Group fairness measures.
Measures: Current popular papers used fairness measures based on statistical parity between protected groups (e.g. gender, race) in each outcome class. According to statistical parity, a classifier is fair if there are equal proportions of each protected group in each outcome class.
Problems: One problem that is often raised for group fairness measures is that they are only suited to a limited number of coarse-grained, prescribed protected groups. They may miss unfairness against people as a result of their being at the intersection of multiple kinds of discrimination or groups which are not (yet) defined in anti-discrimination law but may need protecting.
Individual fairness measures.
Measures: In light of the problems for group fairness, many researchers have turned to a different paradigm, known as individual fairness (IF). Call this principle similar treatment. It is related to Aristotelian consistency principles, familiar from ethics and philosophy of law, which require that like cases be treated alike. Proponents of individual fairness consider similar treatment to be the intuitive definition of fairness. They seek to offer a precise mathematical treatment of the principle.
Could we remove protected attributes so that the model could be individually fair?
In fact, the evaluation of individual fairness requires protected attributes as explicit input. The evaluation of individual fairness requires directly not causing prediction difference after adjusting the protected attributes. If protected attributes are not included in input features, we can't manipulate protected attributes to calculate individual fairness.
Is individual fairness necessary for fairness evaluation? Or group fairness is enough?

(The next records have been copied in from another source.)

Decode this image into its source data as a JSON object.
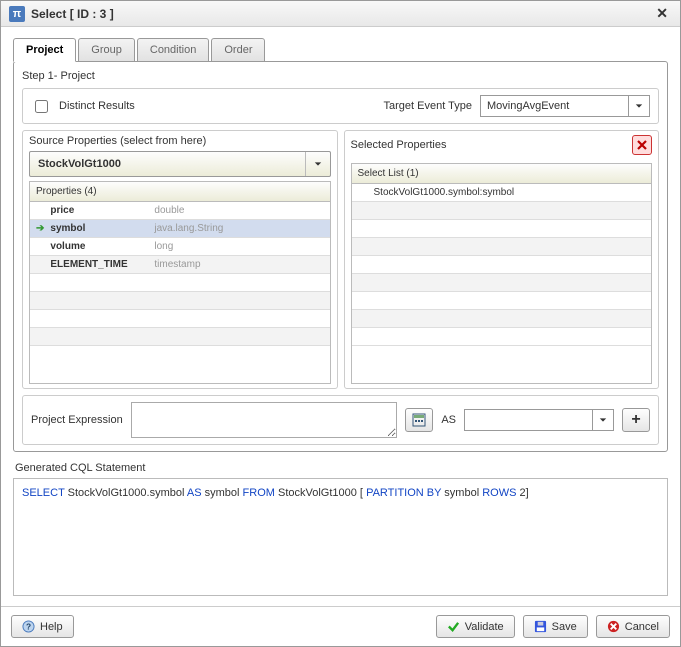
{
  "window": {
    "title": "Select [ ID : 3 ]"
  },
  "tabs": [
    {
      "label": "Project",
      "active": true
    },
    {
      "label": "Group",
      "active": false
    },
    {
      "label": "Condition",
      "active": false
    },
    {
      "label": "Order",
      "active": false
    }
  ],
  "step_title": "Step 1- Project",
  "distinct": {
    "label": "Distinct Results",
    "checked": false
  },
  "target_event": {
    "label": "Target Event Type",
    "value": "MovingAvgEvent"
  },
  "source": {
    "title": "Source Properties (select from here)",
    "combo_value": "StockVolGt1000",
    "grid_header": "Properties (4)",
    "rows": [
      {
        "name": "price",
        "type": "double",
        "selected": false
      },
      {
        "name": "symbol",
        "type": "java.lang.String",
        "selected": true
      },
      {
        "name": "volume",
        "type": "long",
        "selected": false
      },
      {
        "name": "ELEMENT_TIME",
        "type": "timestamp",
        "selected": false
      }
    ]
  },
  "selected": {
    "title": "Selected Properties",
    "grid_header": "Select List (1)",
    "rows": [
      {
        "text": "StockVolGt1000.symbol:symbol"
      }
    ]
  },
  "expr": {
    "label": "Project Expression",
    "as_label": "AS"
  },
  "cql": {
    "label": "Generated CQL Statement",
    "tokens": [
      {
        "t": "SELECT",
        "kw": true
      },
      {
        "t": " StockVolGt1000.symbol ",
        "kw": false
      },
      {
        "t": "AS",
        "kw": true
      },
      {
        "t": " symbol ",
        "kw": false
      },
      {
        "t": "FROM",
        "kw": true
      },
      {
        "t": " StockVolGt1000  [ ",
        "kw": false
      },
      {
        "t": "PARTITION BY",
        "kw": true
      },
      {
        "t": " symbol  ",
        "kw": false
      },
      {
        "t": "ROWS",
        "kw": true
      },
      {
        "t": " 2]",
        "kw": false
      }
    ]
  },
  "buttons": {
    "help": "Help",
    "validate": "Validate",
    "save": "Save",
    "cancel": "Cancel"
  }
}
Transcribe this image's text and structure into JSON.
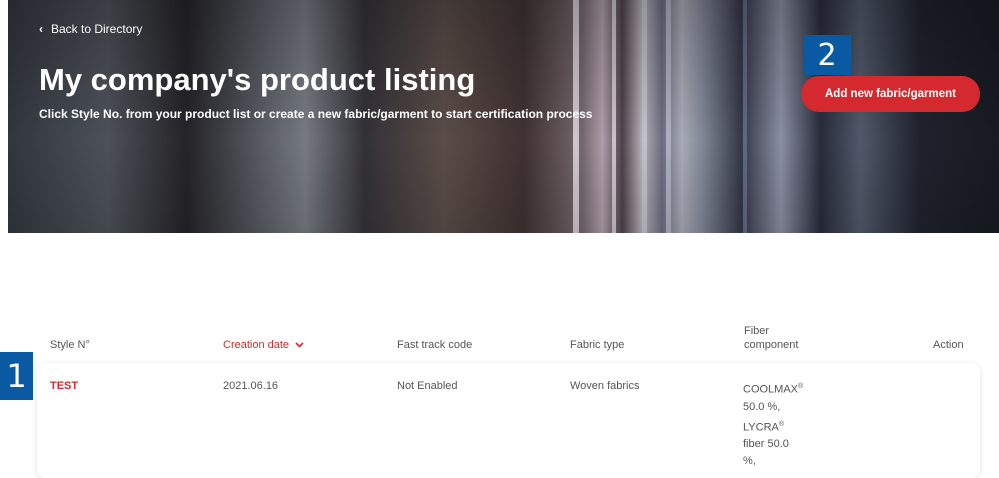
{
  "hero": {
    "back_label": "Back to Directory",
    "title": "My company's product listing",
    "subtitle": "Click Style No. from your product list or create a new fabric/garment to start certification process",
    "add_button": "Add new fabric/garment"
  },
  "markers": {
    "one": "1",
    "two": "2"
  },
  "table": {
    "headers": {
      "style_no": "Style N°",
      "creation_date": "Creation date",
      "fast_track": "Fast track code",
      "fabric_type": "Fabric type",
      "fiber_line1": "Fiber",
      "fiber_line2": "component",
      "action": "Action"
    },
    "rows": [
      {
        "style_no": "TEST",
        "creation_date": "2021.06.16",
        "fast_track": "Not Enabled",
        "fabric_type": "Woven fabrics",
        "fiber": {
          "line1": "COOLMAX",
          "line2": "50.0 %,",
          "line3": "LYCRA",
          "line4": "fiber 50.0",
          "line5": "%,",
          "reg_mark": "®"
        }
      }
    ]
  },
  "colors": {
    "accent": "#d42a2f",
    "marker": "#0a5aa3"
  }
}
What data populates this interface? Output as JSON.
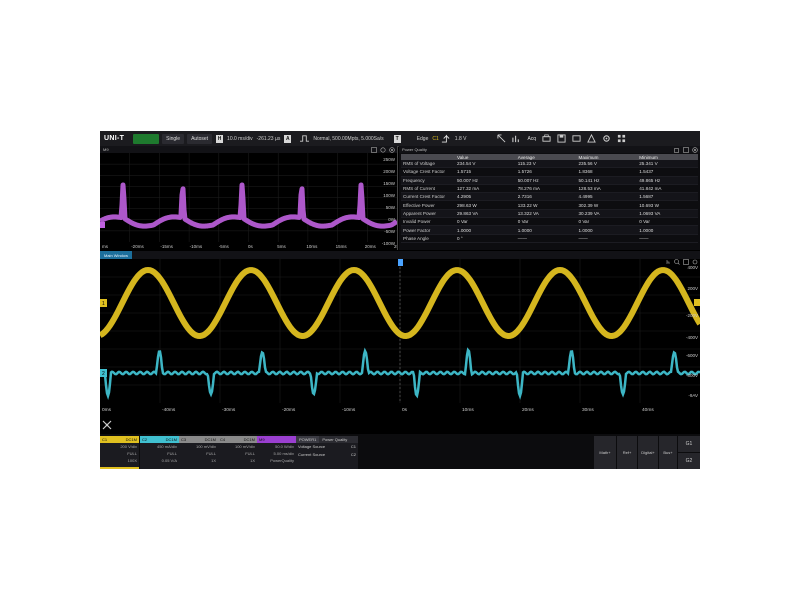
{
  "toolbar": {
    "logo": "UNI-T",
    "run_label": "",
    "single_label": "Single",
    "autoset_label": "Autoset",
    "h_key": "H",
    "timebase": "10.0 ms/div",
    "offset": "-261.23 µs",
    "a_key": "A",
    "acq_mode": "Normal,  500.00Mpts,  5.000Sa/s",
    "t_key": "T",
    "trigger_type": "Edge",
    "trigger_source": "C1",
    "trigger_level": "1.8 V",
    "acq_label": "Acq",
    "icons": [
      "cursor-icon",
      "measure-icon",
      "acq-icon",
      "print-icon",
      "save-icon",
      "display-icon",
      "utility-icon",
      "settings-icon",
      "apps-icon"
    ]
  },
  "math_pane": {
    "name": "M9",
    "y_labels": [
      "250W",
      "200W",
      "150W",
      "100W",
      "50W",
      "0W",
      "-50W",
      "-100W"
    ],
    "x_labels": [
      "ms",
      "-20ms",
      "-15ms",
      "-10ms",
      "-5ms",
      "0s",
      "5ms",
      "10ms",
      "15ms",
      "20ms",
      "25"
    ],
    "trace_color": "#c060e0"
  },
  "power_quality": {
    "title": "Power Quality",
    "headers": [
      "",
      "Value",
      "Average",
      "Maximum",
      "Minimum"
    ],
    "rows": [
      [
        "RMS of Voltage",
        "234.54 V",
        "115.23 V",
        "235.56 V",
        "25.341 V"
      ],
      [
        "Voltage Crest Factor",
        "1.5715",
        "1.5726",
        "1.8368",
        "1.5437"
      ],
      [
        "Frequency",
        "50.007 Hz",
        "50.007 Hz",
        "50.141 Hz",
        "49.865 Hz"
      ],
      [
        "RMS of Current",
        "127.32 mA",
        "78.276 mA",
        "128.53 mA",
        "41.842 mA"
      ],
      [
        "Current Crest Factor",
        "4.2905",
        "2.7316",
        "4.4995",
        "1.5687"
      ],
      [
        "Effective Power",
        "298.63 W",
        "133.22 W",
        "302.39 W",
        "10.693 W"
      ],
      [
        "Apparent Power",
        "29.863 VA",
        "13.322 VA",
        "30.239 VA",
        "1.0693 VA"
      ],
      [
        "Invalid Power",
        "0 Var",
        "0 Var",
        "0 Var",
        "0 Var"
      ],
      [
        "Power Factor",
        "1.0000",
        "1.0000",
        "1.0000",
        "1.0000"
      ],
      [
        "Phase Angle",
        "0 °",
        "——",
        "——",
        "——"
      ]
    ]
  },
  "main_window": {
    "tab": "Main Window",
    "y_labels_ch1": [
      "400V",
      "200V",
      "-200V",
      "-400V"
    ],
    "y_labels_ch2": [
      "-600V",
      "-800V",
      "-9AV"
    ],
    "x_labels": [
      "0ms",
      "-40ms",
      "-30ms",
      "-20ms",
      "-10ms",
      "0s",
      "10ms",
      "20ms",
      "30ms",
      "40ms"
    ],
    "ch1_color": "#e0c020",
    "ch2_color": "#40c0d0",
    "marker_ch1": "1",
    "marker_ch2": "2"
  },
  "channels": [
    {
      "name": "C1",
      "coupling": "DC1M",
      "scale": "200 V/div",
      "bw": "FULL",
      "probe": "100X",
      "color": "#e0c020"
    },
    {
      "name": "C2",
      "coupling": "DC1M",
      "scale": "450 mA/div",
      "bw": "FULL",
      "probe": "0.05 V/A",
      "color": "#40c0d0"
    },
    {
      "name": "C3",
      "coupling": "DC1M",
      "scale": "100 mV/div",
      "bw": "FULL",
      "probe": "1X",
      "color": "#8a8a8a"
    },
    {
      "name": "C4",
      "coupling": "DC1M",
      "scale": "100 mV/div",
      "bw": "FULL",
      "probe": "1X",
      "color": "#8a8a8a"
    },
    {
      "name": "M9",
      "coupling": "",
      "scale": "50.0 W/div",
      "bw": "5.00 ms/div",
      "probe": "PowerQuality",
      "color": "#9a3fd0"
    }
  ],
  "power_panel": {
    "tab": "POWER1",
    "mode": "Power Quality",
    "voltage_label": "Voltage Source",
    "voltage_value": "C1",
    "current_label": "Current Source",
    "current_value": "C2"
  },
  "right_buttons": {
    "math": "Math+",
    "ref": "Ref+",
    "digital": "Digital+",
    "bus": "Bus+",
    "g1": "G1",
    "g2": "G2"
  }
}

Now let's assume that we try to build an income classifier based on DNN models. The individual’s gender could be jointly inferred by the height attribute and hair length attribute easily. Now if we remove the gender attribute from training attributes and the training data suffers from unbalanced sampling(e.g. 90% of men have higher income and 90% of women have lower income), the model is still likely to capture the spurious correlation between gender information(e.g. height and hair length) and income. But we expect the trained model to capture real critical attributes(i.g. education level) to classify income. If a tall individual with short hair who is usually male always gets a higher income than a short individual with long hair in spite of their education levels, it’s obviously unfair. But it’s very hard to expose such unfairness if we don’t have explicit gender labels as input because we can’t accurately divide attributes into gender-relevant ones and task-relevant ones. Individual fairness is designed to expose such unfairness, and it requires explicit gender labels as input.